You could also prove that you were not driving under the influence of alcohol at the time of your arrest. For example, medical conditions mimicked the signs of intoxication or caused a false reading on a chemical test. Your DUI attorney may challenge the results of the field sobriety tests or the breathalyzer tests.
Lastly, if you cannot beat the DUI charges, your lawyer may plead the charges down to a wet reckless charge. If you plead guilty to wet reckless or another lower offense, the sentence enhancement statute will not apply.
You Could Be Charged With Other Crimes for Drunk Driving with a Minor in the Vehicle
In addition to being charged with and convicted of DUI, you could also face other criminal charges if you have a child in the car while driving under the influence. The criminal penalties for a conviction of a related charge would be in addition to the DUI penalties.
Three common offenses related to DUI with a minor child in the car are:
- Child Endangerment charges under PC §273a
- Excessive Speed and Reckless Driving under CVC §23582
- Excessive BAC or Test Refusal under CVC §23578
Child Endangerment and DUI in California
Under PC§273a, you can be guilty of child endangerment if you place a minor under the age of 18 years at risk of pain, suffering, or danger. A person may be guilty of his crime, even though the child was never harmed.
The punishment for child endangerment charges depends on the facts of the case. For example, the risk of great bodily harm or death to the child creates a wobbler offense. Therefore, you could be charged with a misdemeanor or a felony.
For a misdemeanor endangerment charge, you could serve up to one year in county jail and pay a fine of up to $1,000. You could face a fine of up to $10,000 and up to six years in a California state prison for a felony child endangerment charge.
Excessive Speed and Reckless Driving in Addition to DUI in California
California Vehicle Code §23582 VC enhances the sentence for driving under the influence by 60 days in jail whenever all of the following three conditions apply in a DUI case:
- The driver recklessly operated the vehicle;
- The driver exceeded the maximum posted speed limit by 30 miles on a freeway or 20 miles on any other street; and,
- The driver is guilty of driving under the influence, DUI of .08% or higher, or DUI causing injury.
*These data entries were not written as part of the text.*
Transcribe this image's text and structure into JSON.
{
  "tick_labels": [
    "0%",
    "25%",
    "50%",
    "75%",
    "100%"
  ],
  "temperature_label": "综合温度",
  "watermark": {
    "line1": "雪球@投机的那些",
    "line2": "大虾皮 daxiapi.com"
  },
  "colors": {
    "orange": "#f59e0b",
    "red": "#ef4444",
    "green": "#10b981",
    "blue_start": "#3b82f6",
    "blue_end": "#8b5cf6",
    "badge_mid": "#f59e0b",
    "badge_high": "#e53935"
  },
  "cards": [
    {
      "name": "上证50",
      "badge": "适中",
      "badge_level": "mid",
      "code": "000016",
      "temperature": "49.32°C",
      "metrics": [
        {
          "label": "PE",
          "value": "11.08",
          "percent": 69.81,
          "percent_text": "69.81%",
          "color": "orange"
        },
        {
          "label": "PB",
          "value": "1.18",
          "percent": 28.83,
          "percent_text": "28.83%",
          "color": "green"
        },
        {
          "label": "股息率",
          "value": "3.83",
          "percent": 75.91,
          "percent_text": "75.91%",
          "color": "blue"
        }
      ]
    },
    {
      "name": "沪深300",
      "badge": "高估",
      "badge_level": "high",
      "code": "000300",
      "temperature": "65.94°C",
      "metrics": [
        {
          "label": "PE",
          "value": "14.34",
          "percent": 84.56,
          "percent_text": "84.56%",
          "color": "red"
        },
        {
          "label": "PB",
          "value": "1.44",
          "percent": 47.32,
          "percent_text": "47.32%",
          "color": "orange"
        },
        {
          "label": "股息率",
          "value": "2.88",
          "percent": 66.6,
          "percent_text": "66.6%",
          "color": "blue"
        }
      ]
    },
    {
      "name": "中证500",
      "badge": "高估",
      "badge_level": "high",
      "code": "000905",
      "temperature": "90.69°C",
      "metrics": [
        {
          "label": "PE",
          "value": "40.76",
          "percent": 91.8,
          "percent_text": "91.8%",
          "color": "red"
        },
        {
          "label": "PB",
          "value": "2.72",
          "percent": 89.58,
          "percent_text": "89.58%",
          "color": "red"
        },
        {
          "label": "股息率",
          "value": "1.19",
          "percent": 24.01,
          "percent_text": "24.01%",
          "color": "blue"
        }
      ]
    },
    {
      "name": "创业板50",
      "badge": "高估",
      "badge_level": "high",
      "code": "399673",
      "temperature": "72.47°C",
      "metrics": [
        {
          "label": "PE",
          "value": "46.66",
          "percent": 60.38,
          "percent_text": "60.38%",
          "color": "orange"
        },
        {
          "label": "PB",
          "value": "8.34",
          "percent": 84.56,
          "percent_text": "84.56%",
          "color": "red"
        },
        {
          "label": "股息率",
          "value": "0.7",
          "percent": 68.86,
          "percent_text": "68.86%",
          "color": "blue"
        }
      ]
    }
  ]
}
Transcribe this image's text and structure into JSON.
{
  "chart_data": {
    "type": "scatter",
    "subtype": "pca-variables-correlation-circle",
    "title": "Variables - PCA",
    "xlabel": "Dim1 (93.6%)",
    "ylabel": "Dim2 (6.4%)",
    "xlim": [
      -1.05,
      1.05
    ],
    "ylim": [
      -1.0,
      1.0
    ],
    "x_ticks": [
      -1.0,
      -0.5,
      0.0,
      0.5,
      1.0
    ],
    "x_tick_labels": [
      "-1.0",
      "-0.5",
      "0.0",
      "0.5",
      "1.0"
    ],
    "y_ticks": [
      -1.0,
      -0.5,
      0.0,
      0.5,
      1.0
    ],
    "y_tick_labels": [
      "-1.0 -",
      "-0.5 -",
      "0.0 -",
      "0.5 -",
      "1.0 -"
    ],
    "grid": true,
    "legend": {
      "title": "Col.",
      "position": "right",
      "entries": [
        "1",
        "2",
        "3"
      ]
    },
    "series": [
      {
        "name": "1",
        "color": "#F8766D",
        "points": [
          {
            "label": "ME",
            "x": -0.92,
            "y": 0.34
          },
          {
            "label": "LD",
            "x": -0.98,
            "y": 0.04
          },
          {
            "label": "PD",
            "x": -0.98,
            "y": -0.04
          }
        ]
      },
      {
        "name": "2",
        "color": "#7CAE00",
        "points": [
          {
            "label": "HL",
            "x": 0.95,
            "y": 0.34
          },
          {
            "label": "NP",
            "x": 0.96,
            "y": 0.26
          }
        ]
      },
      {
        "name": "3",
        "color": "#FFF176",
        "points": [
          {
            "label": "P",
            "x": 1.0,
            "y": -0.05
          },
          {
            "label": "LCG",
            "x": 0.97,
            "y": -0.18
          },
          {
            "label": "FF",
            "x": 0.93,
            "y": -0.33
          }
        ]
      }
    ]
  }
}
The statute also requires drivers with enhanced sentences under this code section to addend California DUI school (a drug and/or alcohol education program).
Excessive BAC or Test Refusals and DUI in California
California Vehicle Code §23578 allows the judge to impose additional penalties in DUI cases involving excessive BAC levels or chemical test refusals. A test refusal is defined as refusing a breath test or urine test after a DUI arrest. An excessive BAC level is defined as a blood alcohol concentration of .015% or more.
The judge may impose one or more of the following penalties for a violation of this code section:
- Additional time in jail or prison
- Attendance at additional DUI classes
- Extended driver’s license suspension
- Mandatory installation of an ignition interlock system
The above penalties would be in addition to any penalties the judge ordered for the DUI offense. Depending on the facts and circumstances of a DUI case, enhanced DUI penalties and penalties for DUI-related charges could increase your incarceration time significantly. Additionally, it could be much more difficult to reinstate your driving privileges, obtain automobile insurance, and find a job when you complete your jail term.
Working with an experienced DUI defense lawyer from the beginning of your case can improve your chance of avoiding the harshest DUI sentence. The prosecution’s job is to convict you. In their eyes, you are guilty of the drunk driving charges. Make sure you have someone fighting on your side that has your best interest at heart.